Я хотел спросить – почему она выбрала именно эту комнату, почему не ту, где мы с Мими спим? – но не сумел найти нужных слов. Я понимаю, это звучит как детский лепет, но спорить с теткой я действительно боялся. Отцовская комната всегда была для нас под запретом. Его кровать с серым покрывалом была убрана так тщательно, что казалась каменной; а гардероб с гигантскими дверцами и зеркалом, слегка искажавшим изображение, выглядел просто пугающе. И еще там всегда стоял запах полироли, шариков от моли и одежды, которую никто никогда не носил. Мне всегда казалось, что в отцовской спальне водятся привидения. Например, привидение моей матери – оно пряталось в ее студийном портрете, одежде, по-прежнему висевшей в гардеробе, в шариках от моли, которыми были набиты карманы этой одежды.
С этого места, заложенного закладкой, я и начала читать. Должно быть, здесь Рейно остановился, по какой-то причине отложив чтение. Я-то думала, что в этой папке содержатся какие-то официальные документы или, может, советы, как лучше поступить с фермой, но никакой «истории жизни» я, разумеется, не ожидала. А это оказалась именно «история жизни». И я, как только добралась до дому, сразу же поднялась наверх, устроилась у себя в комнате и принялась читать.

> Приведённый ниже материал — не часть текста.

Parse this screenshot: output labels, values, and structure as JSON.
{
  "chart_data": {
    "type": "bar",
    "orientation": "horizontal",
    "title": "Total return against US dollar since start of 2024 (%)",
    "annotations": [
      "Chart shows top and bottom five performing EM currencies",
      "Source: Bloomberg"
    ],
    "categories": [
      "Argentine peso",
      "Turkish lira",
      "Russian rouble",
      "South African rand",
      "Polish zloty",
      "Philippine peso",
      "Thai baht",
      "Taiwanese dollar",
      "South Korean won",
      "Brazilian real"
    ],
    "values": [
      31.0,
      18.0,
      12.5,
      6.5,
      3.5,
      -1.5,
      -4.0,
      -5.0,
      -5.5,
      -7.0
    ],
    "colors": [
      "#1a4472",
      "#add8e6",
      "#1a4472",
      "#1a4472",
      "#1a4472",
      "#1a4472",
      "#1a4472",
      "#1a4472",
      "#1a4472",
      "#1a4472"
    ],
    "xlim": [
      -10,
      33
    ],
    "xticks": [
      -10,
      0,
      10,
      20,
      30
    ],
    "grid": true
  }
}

Мама явно беспокоилась, потому что вернулась я очень поздно, и все спрашивала, где я была да что случилось. Но я так ничего ей и не рассказала. Мне хотелось поскорее почитать о Нарсисе и о его маленькой сестре Мими, которая уже успела стать моим любимым персонажем. Так что я стала выискивать в рукописи те куски, что были посвящены ей. А те, что касались Рейно, я попросту пропускала. Я его и так знаю, и потом, он же не является частью этой жизненной истории. Это история жизни Нарсиса – и Мими. И мне хотелось знать, что же с ней случилось. А эту тетушку Анну я сразу возненавидела! Такая противная! Я очень надеялась, что в конце истории она все-таки умрет.

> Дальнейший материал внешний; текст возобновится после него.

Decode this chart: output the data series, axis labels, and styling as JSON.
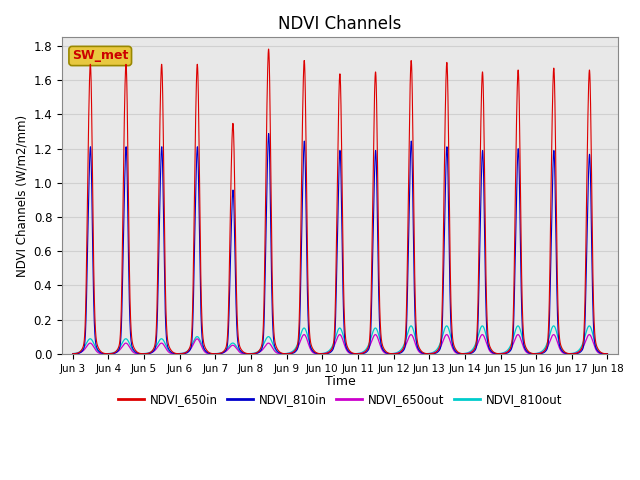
{
  "title": "NDVI Channels",
  "ylabel": "NDVI Channels (W/m2/mm)",
  "xlabel": "Time",
  "ylim": [
    0,
    1.85
  ],
  "xlim": [
    -0.3,
    15.3
  ],
  "annotation_text": "SW_met",
  "annotation_color": "#cc0000",
  "annotation_bg": "#e8c840",
  "legend_entries": [
    "NDVI_650in",
    "NDVI_810in",
    "NDVI_650out",
    "NDVI_810out"
  ],
  "line_colors": [
    "#dd0000",
    "#0000cc",
    "#cc00cc",
    "#00cccc"
  ],
  "grid_color": "#d0d0d0",
  "bg_color": "#e8e8e8",
  "n_cycles": 15,
  "peak_heights_650in": [
    1.52,
    1.52,
    1.52,
    1.52,
    1.21,
    1.6,
    1.54,
    1.47,
    1.48,
    1.54,
    1.53,
    1.48,
    1.49,
    1.5,
    1.49
  ],
  "peak_heights_810in": [
    1.1,
    1.1,
    1.1,
    1.1,
    0.87,
    1.17,
    1.13,
    1.08,
    1.08,
    1.13,
    1.1,
    1.08,
    1.09,
    1.08,
    1.06
  ],
  "peak_heights_650out": [
    0.05,
    0.05,
    0.05,
    0.07,
    0.04,
    0.05,
    0.09,
    0.09,
    0.09,
    0.09,
    0.09,
    0.09,
    0.09,
    0.09,
    0.09
  ],
  "peak_heights_810out": [
    0.07,
    0.07,
    0.07,
    0.08,
    0.05,
    0.08,
    0.12,
    0.12,
    0.12,
    0.13,
    0.13,
    0.13,
    0.13,
    0.13,
    0.13
  ],
  "xtick_labels": [
    "Jun 3",
    "Jun 4",
    "Jun 5",
    "Jun 6",
    "Jun 7",
    "Jun 8",
    "Jun 9",
    "Jun 10",
    "Jun 11",
    "Jun 12",
    "Jun 13",
    "Jun 14",
    "Jun 15",
    "Jun 16",
    "Jun 17",
    "Jun 18"
  ],
  "xtick_positions": [
    0,
    1,
    2,
    3,
    4,
    5,
    6,
    7,
    8,
    9,
    10,
    11,
    12,
    13,
    14,
    15
  ],
  "ytick_labels": [
    "0.0",
    "0.2",
    "0.4",
    "0.6",
    "0.8",
    "1.0",
    "1.2",
    "1.4",
    "1.6",
    "1.8"
  ],
  "ytick_positions": [
    0.0,
    0.2,
    0.4,
    0.6,
    0.8,
    1.0,
    1.2,
    1.4,
    1.6,
    1.8
  ]
}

Я так и уснула за чтением, а раскрытая папка с историей Нарсиса осталась лежать у меня на подушке, и утром, когда я проснулась, несколько страниц упали на пол. Я быстренько вскочила, все собрала и спрятала зеленую папку у себя под кроватью. Там она точно будет в безопасности. Никто ее не увидит. Мама никогда под кровать даже не заглядывает.
– Ну что, сегодня у тебя настроение получше? – спросила мама, когда я спустилась к завтраку. Она старалась держаться как обычно, но я всегда знаю, когда она притворяется. Вот и сегодня цвета ее ауры были все перемешаны и печальны – так бывает, когда она тоскует по Анук. Мне не хотелось, чтобы она грустила, а потому я улыбнулась ей и взяла сразу две pains au chocolat[23].
– Что-то вчера ты поздно домой вернулась, – заметила мама.
Я была у Янника, знаками объяснила я. И это правда, я ведь действительно была у него дома, хоть сам Янник меня и не видел.
– А его мать тебе ничего такого не говорила? Например, насчет Нарсиса или его завещания?